Reset ETL Checkpoint for the RDBMS Tables

Customer Managed Applies to customer-managed instances of Alation

Applies from version 2024.1

Problem

Titles and descriptions for RDBMS objects aren’t updated in Alation Analytics after the ETL process when changes have been made via data dictionary uploads.

Root Cause

The update timestamps (ts_updated) in the tables in the Alation internal database (Rosemeta) are not refreshed after changes to titles and descriptions have been made via data dictionary uploads, which causes no updates in Alation Analytics after the ETL process.

In the normal case, when users curate titles and descriptions for RDBMS objects through uploading data dictionaries in the Alation user interface, the system expects the titles and descriptions to be updated along with the update timestamps in the tables of the Alation internal database. The Alation Analytics ETL process then picks up these updated timestamps to refresh the data in the relevant tables in the Alation Analytics database.

Resolution

The issue was resolved in version 2024.1. Going forward, titles and descriptions updated via data dictionary uploads will be accurately reflected in Alation Analytics.

To update titles and descriptions for RDBMS objects that were previously omitted from Alation Analytics due to this issue, apply the Python script given below. The script doesn’t require downtime and can be run at any convenient time after updating Alation to 2024.1. The script resets the ETL checkpoint for the RDBMS model in Alation Analytics, configuring the next Alation Analytics ETL to refresh all data in the Alation Analytics RDBMS tables from the earliest record in the internal database. The following tables are impacted:

  • rdbms_datasources

  • rdbms_schemas

  • rdbms_tables

  • rdbms_columns

Script

#! /usr/bin/env python
import bootstrap_django_models
from django.db import connections
from django.apps import apps


def get_first_users_date_joined():
    result = None
    with connections["default"].cursor() as cursor:
        SQL = """
            select date_joined from auth_user order by date_joined asc limit 1;
        """
        cursor.execute(SQL)
        result = cursor.fetchone()
    return result[0]


def reset_checkpoint_for_model(model_name):
    table = apps.get_model("alation_analytics_v2", model_name)
    checkpoint = apps.get_model("alation_analytics_v2", "ETLCheckpoint")
    load_table = table._meta.db_table
    record = checkpoint.objects.filter(load_table_name=load_table)
    if record:
        record = record.latest("timestamp")
        first_user_joined_date = get_first_users_date_joined()
        if first_user_joined_date is not None:
            record.reset_checkpoint_to = str(first_user_joined_date)
            record.is_incremental_reset = True
            record.save()


if __name__ == "__main__":
    print("Started resetting ETL checkpoint for RDBMS models.")
    model_names = ["DimDatasources", "DimSchemas", "DimTables", "DimColumns"]
    for model_name in model_names:
        print("Processing model:", model_name)
        reset_checkpoint_for_model(model_name)
    print("Completed resetting ETL checkpoint for RDBMS models.")

Steps

To reset the ETL checkpoint for the RDBMS model:

  1. Copy and save the script to a temporary location on your Alation instance.

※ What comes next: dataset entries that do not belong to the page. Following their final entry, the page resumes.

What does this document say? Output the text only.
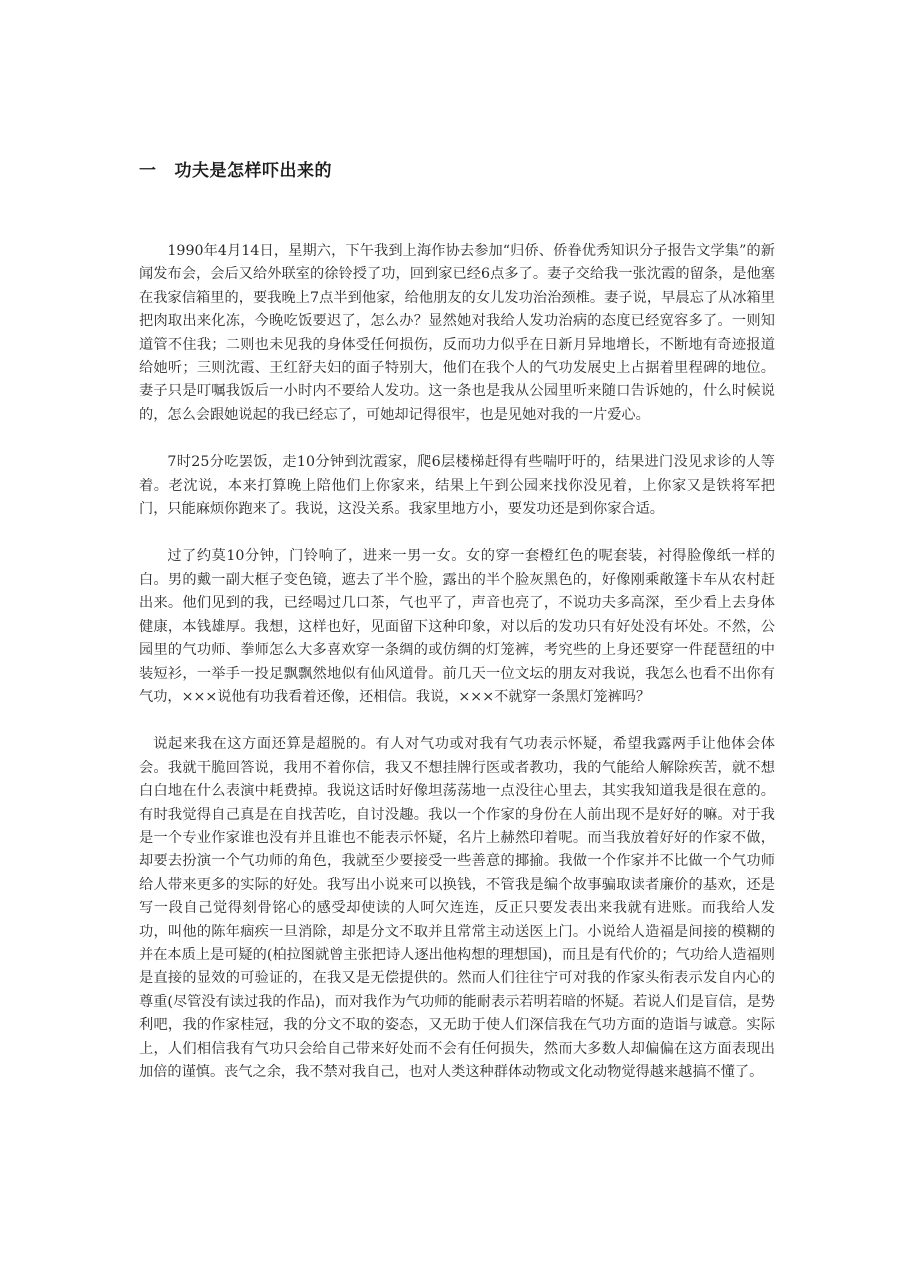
一 功夫是怎样吓出来的

1990年4月14日，星期六，下午我到上海作协去参加“归侨、侨眷优秀知识分子报告文学集”的新闻发布会，会后又给外联室的徐铃授了功，回到家已经6点多了。妻子交给我一张沈霞的留条，是他塞在我家信箱里的，要我晚上7点半到他家，给他朋友的女儿发功治治颈椎。妻子说，早晨忘了从冰箱里把肉取出来化冻，今晚吃饭要迟了，怎么办？显然她对我给人发功治病的态度已经宽容多了。一则知道管不住我；二则也未见我的身体受任何损伤，反而功力似乎在日新月异地增长，不断地有奇迹报道给她听；三则沈霞、王红舒夫妇的面子特别大，他们在我个人的气功发展史上占据着里程碑的地位。妻子只是叮嘱我饭后一小时内不要给人发功。这一条也是我从公园里听来随口告诉她的，什么时候说的，怎么会跟她说起的我已经忘了，可她却记得很牢，也是见她对我的一片爱心。

7时25分吃罢饭，走10分钟到沈霞家，爬6层楼梯赶得有些喘吁吁的，结果进门没见求诊的人等着。老沈说，本来打算晚上陪他们上你家来，结果上午到公园来找你没见着，上你家又是铁将军把门，只能麻烦你跑来了。我说，这没关系。我家里地方小，要发功还是到你家合适。

过了约莫10分钟，门铃响了，进来一男一女。女的穿一套橙红色的呢套装，衬得脸像纸一样的白。男的戴一副大框子变色镜，遮去了半个脸，露出的半个脸灰黑色的，好像刚乘敞篷卡车从农村赶出来。他们见到的我，已经喝过几口茶，气也平了，声音也亮了，不说功夫多高深，至少看上去身体健康，本钱雄厚。我想，这样也好，见面留下这种印象，对以后的发功只有好处没有坏处。不然，公园里的气功师、拳师怎么大多喜欢穿一条绸的或仿绸的灯笼裤，考究些的上身还要穿一件琵琶纽的中装短衫，一举手一投足飘飘然地似有仙风道骨。前几天一位文坛的朋友对我说，我怎么也看不出你有气功，×××说他有功我看着还像，还相信。我说，×××不就穿一条黑灯笼裤吗？

说起来我在这方面还算是超脱的。有人对气功或对我有气功表示怀疑，希望我露两手让他体会体会。我就干脆回答说，我用不着你信，我又不想挂牌行医或者教功，我的气能给人解除疾苦，就不想白白地在什么表演中耗费掉。我说这话时好像坦荡荡地一点没往心里去，其实我知道我是很在意的。有时我觉得自己真是在自找苦吃，自讨没趣。我以一个作家的身份在人前出现不是好好的嘛。对于我是一个专业作家谁也没有并且谁也不能表示怀疑，名片上赫然印着呢。而当我放着好好的作家不做，却要去扮演一个气功师的角色，我就至少要接受一些善意的揶揄。我做一个作家并不比做一个气功师给人带来更多的实际的好处。我写出小说来可以换钱，不管我是编个故事骗取读者廉价的基欢，还是写一段自己觉得刻骨铭心的感受却使读的人呵欠连连，反正只要发表出来我就有进账。而我给人发功，叫他的陈年痼疾一旦消除，却是分文不取并且常常主动送医上门。小说给人造福是间接的模糊的并在本质上是可疑的(柏拉图就曾主张把诗人逐出他构想的理想国)，而且是有代价的；气功给人造福则是直接的显效的可验证的，在我又是无偿提供的。然而人们往往宁可对我的作家头衔表示发自内心的尊重(尽管没有读过我的作品)，而对我作为气功师的能耐表示若明若暗的怀疑。若说人们是盲信，是势利吧，我的作家桂冠，我的分文不取的姿态，又无助于使人们深信我在气功方面的造诣与诚意。实际上，人们相信我有气功只会给自己带来好处而不会有任何损失，然而大多数人却偏偏在这方面表现出加倍的谨慎。丧气之余，我不禁对我自己，也对人类这种群体动物或文化动物觉得越来越搞不懂了。
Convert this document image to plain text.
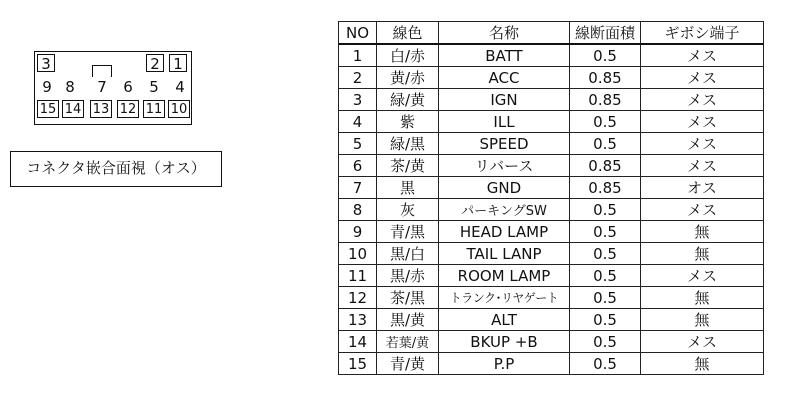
3	2 1
9 8 7 6 5 4
15 14 13 12 11 10
コネクタ嵌合面視（オス）
NO	線色	名称	線断面積	ギボシ端子
1	白/赤	BATT	0.5	メス
2	黄/赤	ACC	0.85	メス
3	緑/黄	IGN	0.85	メス
4	紫	ILL	0.5	メス
5	緑/黒	SPEED	0.5	メス
6	茶/黄	リバース	0.85	メス
7	黒	GND	0.85	オス
8	灰	パーキングSW	0.5	メス
9	青/黒	HEAD LAMP	0.5	無
10	黒/白	TAIL LANP	0.5	無
11	黒/赤	ROOM LAMP	0.5	メス
12	茶/黒	トランク･リヤゲート	0.5	無
13	黒/黄	ALT	0.5	無
14	若葉/黄	BKUP +B	0.5	メス
15	青/黄	P.P	0.5	無
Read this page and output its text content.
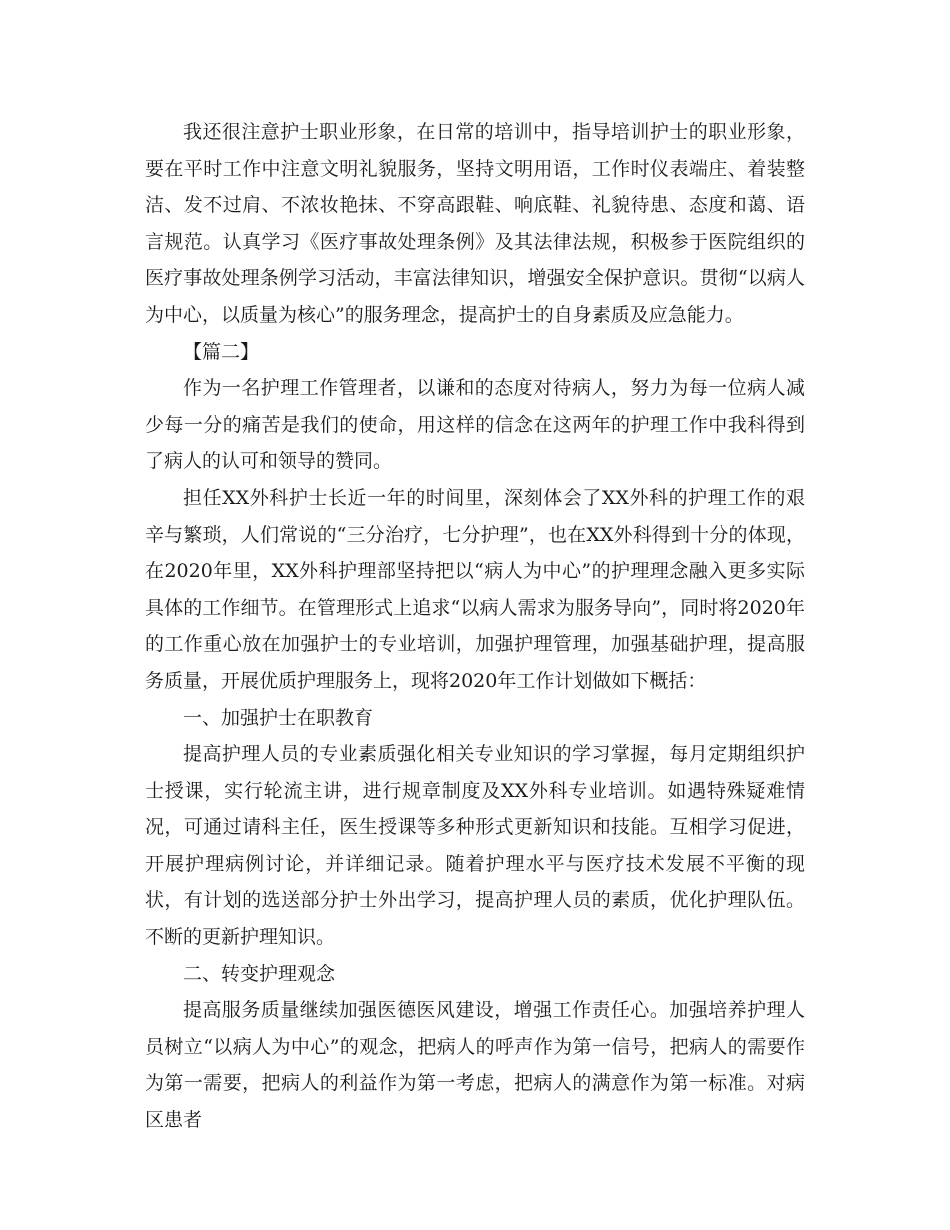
我还很注意护士职业形象，在日常的培训中，指导培训护士的职业形象，要在平时工作中注意文明礼貌服务，坚持文明用语，工作时仪表端庄、着装整洁、发不过肩、不浓妆艳抹、不穿高跟鞋、响底鞋、礼貌待患、态度和蔼、语言规范。认真学习《医疗事故处理条例》及其法律法规，积极参于医院组织的医疗事故处理条例学习活动，丰富法律知识，增强安全保护意识。贯彻“以病人为中心，以质量为核心”的服务理念，提高护士的自身素质及应急能力。

【篇二】

作为一名护理工作管理者，以谦和的态度对待病人，努力为每一位病人减少每一分的痛苦是我们的使命，用这样的信念在这两年的护理工作中我科得到了病人的认可和领导的赞同。

担任XX外科护士长近一年的时间里，深刻体会了XX外科的护理工作的艰辛与繁琐，人们常说的“三分治疗，七分护理”，也在XX外科得到十分的体现，在2020年里，XX外科护理部坚持把以“病人为中心”的护理理念融入更多实际具体的工作细节。在管理形式上追求“以病人需求为服务导向”，同时将2020年的工作重心放在加强护士的专业培训，加强护理管理，加强基础护理，提高服务质量，开展优质护理服务上，现将2020年工作计划做如下概括：

一、加强护士在职教育

提高护理人员的专业素质强化相关专业知识的学习掌握，每月定期组织护士授课，实行轮流主讲，进行规章制度及XX外科专业培训。如遇特殊疑难情况，可通过请科主任，医生授课等多种形式更新知识和技能。互相学习促进，开展护理病例讨论，并详细记录。随着护理水平与医疗技术发展不平衡的现状，有计划的选送部分护士外出学习，提高护理人员的素质，优化护理队伍。不断的更新护理知识。

二、转变护理观念

提高服务质量继续加强医德医风建设，增强工作责任心。加强培养护理人员树立“以病人为中心”的观念，把病人的呼声作为第一信号，把病人的需要作为第一需要，把病人的利益作为第一考虑，把病人的满意作为第一标准。对病区患者
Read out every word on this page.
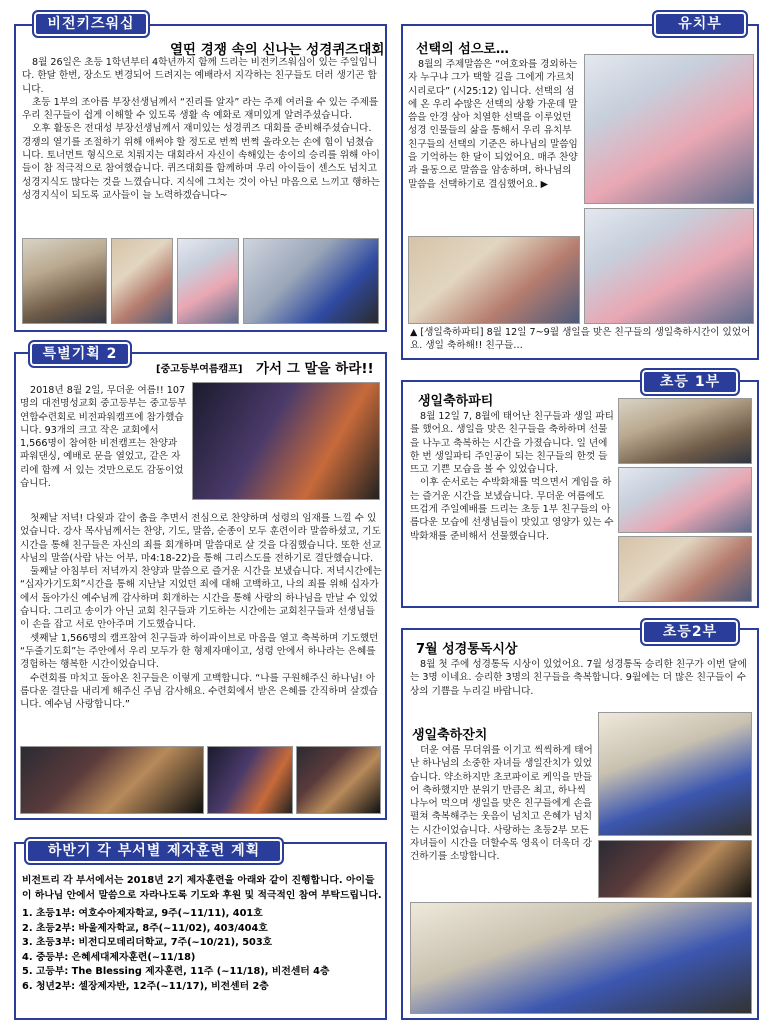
비전키즈워십
열띤 경쟁 속의 신나는 성경퀴즈대회

8월 26일은 초등 1학년부터 4학년까지 함께 드리는 비전키즈워십이 있는 주일입니다. 한달 한번, 장소도 변경되어 드려지는 예배라서 지각하는 친구들도 더러 생기곤 합니다.

초등 1부의 조아름 부장선생님께서 “진리를 알자” 라는 주제 여러율 수 있는 주제를 우리 친구들이 쉽게 이해할 수 있도록 생활 속 예화로 재미있게 알려주셨습니다.

오후 활동은 전대성 부장선생님께서 재미있는 성경퀴즈 대회를 준비해주셨습니다. 경쟁의 열기를 조절하기 위해 애써야 할 정도로 번쩍 번쩍 올라오는 손에 힘이 넘쳤습니다. 토너먼트 형식으로 치뤄지는 대회라서 자신이 속해있는 송이의 승리를 위해 아이들이 참 적극적으로 참여했습니다. 퀴즈대회를 함께하며 우리 아이들이 센스도 넘치고 성경지식도 많다는 것을 느꼈습니다. 지식에 그치는 것이 아닌 마음으로 느끼고 행하는 성경지식이 되도록 교사들이 늘 노력하겠습니다~

특별기획 2
[중고등부여름캠프] 가서 그 말을 하라!!

2018년 8월 2일, 무더운 여름!! 107명의 대전명성교회 중고등부는 중고등부 연합수련회로 비전파워캠프에 참가했습니다. 93개의 크고 작은 교회에서 1,566명이 참여한 비전캠프는 찬양과 파워댄싱, 예배로 문을 열었고, 같은 자리에 함께 서 있는 것만으로도 감동이었습니다.

첫째날 저녁! 다윗과 같이 춤을 추면서 전심으로 찬양하며 성령의 임재를 느낄 수 있었습니다. 강사 목사님께서는 찬양, 기도, 말씀, 순종이 모두 훈련이라 말씀하셨고, 기도시간을 통해 친구들은 자신의 죄를 회개하며 말씀대로 살 것을 다짐했습니다. 또한 선교사님의 말씀(사람 낚는 어부, 마4:18-22)을 통해 그리스도를 전하기로 결단했습니다.

둘째날 아침부터 저녁까지 찬양과 말씀으로 즐거운 시간을 보냈습니다. 저녁시간에는 “십자가기도회”시간을 통해 지난날 지었던 죄에 대해 고백하고, 나의 죄를 위해 십자가에서 돌아가신 예수님께 감사하며 회개하는 시간을 통해 사랑의 하나님을 만날 수 있었습니다. 그리고 송이가 아닌 교회 친구들과 기도하는 시간에는 교회친구들과 선생님들이 손을 잡고 서로 안아주며 기도했습니다.

셋째날 1,566명의 캠프참여 친구들과 하이파이브로 마음을 열고 축복하며 기도했던 “두줄기도회”는 주안에서 우리 모두가 한 형제자매이고, 성령 안에서 하나라는 은혜를 경험하는 행복한 시간이었습니다.

수련회를 마치고 돌아온 친구들은 이렇게 고백합니다. “나를 구원해주신 하나님! 아름다운 결단을 내리게 해주신 주님 감사해요. 수련회에서 받은 은혜를 간직하며 살겠습니다. 예수님 사랑합니다.”

하반기 각 부서별 제자훈련 계획
비전트리 각 부서에서는 2018년 2기 제자훈련을 아래와 같이 진행합니다. 아이들이 하나님 안에서 말씀으로 자라나도록 기도와 후원 및 적극적인 참여 부탁드립니다.
1. 초등1부: 여호수아제자학교, 9주(~11/11), 401호
2. 초등2부: 바울제자학교, 8주(~11/02), 403/404호
3. 초등3부: 비전디모데리더학교, 7주(~10/21), 503호
4. 중등부: 은혜세대제자훈련(~11/18)
5. 고등부: The Blessing 제자훈련, 11주 (~11/18), 비전센터 4층
6. 청년2부: 셀장제자반, 12주(~11/17), 비전센터 2층
유치부
선택의 섬으로…

8월의 주제말씀은 “여호와를 경외하는 자 누구냐 그가 택할 길을 그에게 가르치시리로다” (시25:12) 입니다. 선택의 섬에 온 우리 수많은 선택의 상황 가운데 말씀을 안경 삼아 치열한 선택을 이루었던 성경 인물들의 삶을 통해서 우리 유치부 친구들의 선택의 기준은 하나님의 말씀임을 기억하는 한 달이 되었어요. 매주 찬양과 율동으로 말씀을 암송하며, 하나님의 말씀을 선택하기로 결심했어요. ▶

▲ [생일축하파티] 8월 12일 7~9월 생일을 맞은 친구들의 생일축하시간이 있었어요. 생일 축하해!! 친구들…
초등 1부
생일축하파티

8월 12일 7, 8월에 태어난 친구들과 생일 파티를 했어요. 생일을 맞은 친구들을 축하하며 선물을 나누고 축복하는 시간을 가졌습니다. 일 년에 한 번 생일파티 주인공이 되는 친구들의 한껏 들뜨고 기쁜 모습을 볼 수 있었습니다.

이후 순서로는 수박화채를 먹으면서 게임을 하는 즐거운 시간을 보냈습니다. 무더운 여름에도 뜨겁게 주일예배를 드리는 초등 1부 친구들의 아름다운 모습에 선생님들이 맛있고 영양가 있는 수박화채를 준비해서 선물했습니다.

초등2부
7월 성경통독시상

8월 첫 주에 성경통독 시상이 있었어요. 7월 성경통독 승리한 친구가 이번 달에는 3명 이네요. 승리한 3명의 친구들을 축복합니다. 9월에는 더 많은 친구들이 수상의 기쁨을 누리길 바랍니다.

생일축하잔치

더운 여름 무더위를 이기고 씩씩하게 태어난 하나님의 소중한 자녀들 생일잔치가 있었습니다. 약소하지만 초코파이로 케익을 만들어 축하했지만 분위기 만큼은 최고, 하나씩 나누어 먹으며 생일을 맞은 친구들에게 손을 펼쳐 축복해주는 웃음이 넘치고 은혜가 넘치는 시간이었습니다. 사랑하는 초등2부 모든 자녀들이 시간을 더할수록 영육이 더욱더 강건하기를 소망합니다.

  2. Use SSH to connect to your Alation instance.

  3. Copy the script from the temporary directory to its designated directory on the Alation server. In the following command, we’re using a /tmp directory as an example.

    sudo cp /tmp/reset_checkpoint_for_rdbms_models.py /opt/alation/alation/opt/alation/django/alation_analytics_v2/one_off_scripts/
    
  4. Enter the Alation shell.

    sudo /etc/init.d/alation shell
    
  5. Change to the scripts directory.

    cd /opt/alation/django/alation_analytics_v2/one_off_scripts/
    
  6. Update ownership of the script.

    sudo chown alation:alation reset_checkpoint_for_rdbms_models.py
    
  7. Update the execution permissions of the script.

    sudo chmod a+x reset_checkpoint_for_rdbms_models.py
    
  8. Switch to the alation user.

    sudo su alation
    
  9. Ensure you are in the script directory /opt/alation/django/alation_analytics_v2/one_off_scripts/.

  10. Execute the script.

    python reset_checkpoint_for_rdbms_models.py
    
  11. The script completion will be indicated by a success message Completed resetting ETL checkpoint for RDBMS models. The next Alation Analytics ETL will start reloading the RDBMS tables in Alation Analytics from the earliest record. Depending on your table size, the reload process may span more than one ETL cycle. Going forward, the changes to titles and descriptions that are updated via data dictionary uploads will be updated in Alation Analytics accordingly.

  12. Exit from the alation user and the Alation shell by using exit twice.